1. A community discovery method in a graph sensitive to a triangle structure is characterized by comprising the following steps:

2. The method of claim 1, wherein sub-graph sampling is used to reduce the training data size, and then a graph self-encoder is learned on the sampled sub-graphs.

3. The method of claim 2, wherein the sub-picture sampling comprises:

for node u and node v, if there is a continuous edge between them, the probability that the continuous edge is sampled is p_u，v∝1/du+1/dv；

And giving the scale of the sampling subgraph, sampling the edges in the whole graph according to the probability, and performing subgraph extraction according to the edges obtained by sampling so as to determine the sampling subgraph.

4. The method of claim 1, wherein the edge-to-edge relationship between two points in the graph is reconstructed by: two points A and B of the original continuous edge in the graph are given, and the continuous edge possibility of the two points A and B is calculated through a layer of inner product network, so that the existing continuous edge information in the graph is reconstructed.

5. The method of claim 4, wherein the loss function for reconstructing the edge-to-edge relationship between two points in the graph is calculated by:

representing Z from learned hidden node vectors_tPerforming inner product operation, reconstructing all connected edges in the subgraph to obtain a reconstructed subgraph adjacent matrix

For edges (u, v) present in the graph, according to

And the real subgraph adjacency matrix A_tTo define a loss function L_u，v：

Wherein z is_uHidden layer node vector, z, representing point u_vA hidden node vector representing point v.

6. The method of claim 1, wherein the triangular structure in the graph is reconstructed by: and (3) giving a connecting edge between the A and the B, searching a neighbor set of the A and the B, assuming that the C is a neighbor of the A or the B, learning the triangle information according to whether the C is connected with the A and the B, simultaneously carrying out negative sampling, sampling nodes D, D are not connected with the A and the B, and reconstructing and learning the triangle information according to the relation among the A, the B, the C and the D.
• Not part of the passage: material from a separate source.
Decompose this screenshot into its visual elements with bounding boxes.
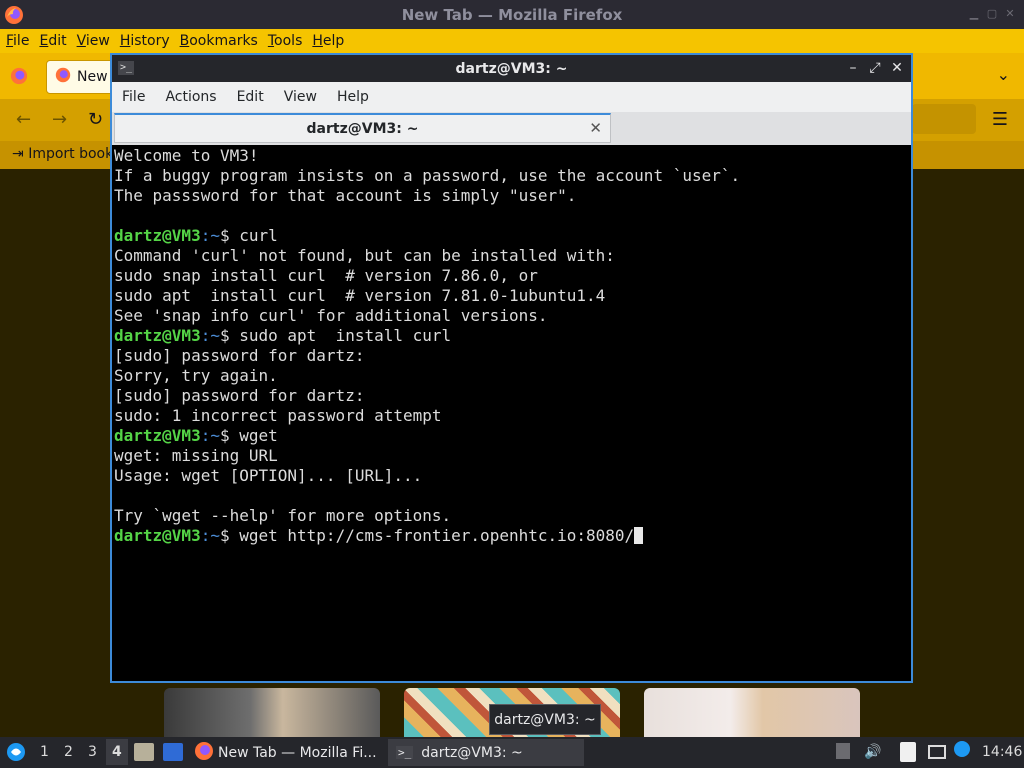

7. The method of claim 6, wherein the loss function for reconstructing the triangular structure in the graph is calculated by:

given an edge, the relationship between three points is summarized into three cases, where three points all have a connecting edge to each other in case 1, two connecting edges in case 2, and one connecting edge in case 3;

mutual information represented by two vectors is defined to reflect the correlation of the two vectors: d (e)₁，e₂)＝σ(e₁ ^TW_d e₂) Where σ is a logistic sigmoid activation function, the training parameter W of the network_d∈R^F*F′F is a vector e₁F' is the vector e₂Dimension (d);

given an edge (u, v) in the subgraph, find all the neighbor nodes R of u and v, R ∈ N_u∪N_vIn which N is_uRepresenting the neighbor node set of u, the relationship of R and (u, v) belongs to case 1 or case 2; for the difference between case 1 and case 2, the loss function is:

wherein z is_u，vDenotes z_uAnd z_vConnected representation of hidden layer vectors of, z_iRepresenting the hidden layer vector representation of the node i, i belongs to the node in R which accords with the condition 1, and j is the node in R which accords with the condition 2;

for the difference between case 2 and case 3, given the edges (u, v), the loss function is:

the loss function for the reconstructed triangle is then:

L_t＝αL₁+L₂

wherein alpha is used to regulate L₁、L₂The ratio of the two.
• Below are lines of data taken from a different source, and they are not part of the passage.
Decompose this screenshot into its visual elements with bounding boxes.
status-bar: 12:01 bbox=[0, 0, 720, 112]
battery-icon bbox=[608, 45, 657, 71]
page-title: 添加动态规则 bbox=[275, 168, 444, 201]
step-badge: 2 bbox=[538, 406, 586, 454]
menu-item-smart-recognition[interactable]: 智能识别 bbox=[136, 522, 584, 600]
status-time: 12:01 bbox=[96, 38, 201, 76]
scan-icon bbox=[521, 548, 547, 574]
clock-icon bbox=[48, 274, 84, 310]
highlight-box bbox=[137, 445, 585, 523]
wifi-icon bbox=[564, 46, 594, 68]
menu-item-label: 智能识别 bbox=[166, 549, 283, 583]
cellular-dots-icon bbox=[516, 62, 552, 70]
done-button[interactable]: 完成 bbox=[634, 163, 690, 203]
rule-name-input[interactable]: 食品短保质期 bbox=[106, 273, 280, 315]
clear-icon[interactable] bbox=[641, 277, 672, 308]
8. A community discovery device in a graph sensitive to a triangle structure by using the method of any one of claims 1 to 7, comprising:

9. An electronic apparatus, comprising a memory and a processor, the memory storing a computer program configured to be executed by the processor, the computer program comprising instructions for performing the method of any of claims 1 to 7.

10. A computer-readable storage medium, characterized in that the computer-readable storage medium stores a computer program which, when executed by a computer, implements the method of any one of claims 1 to 7.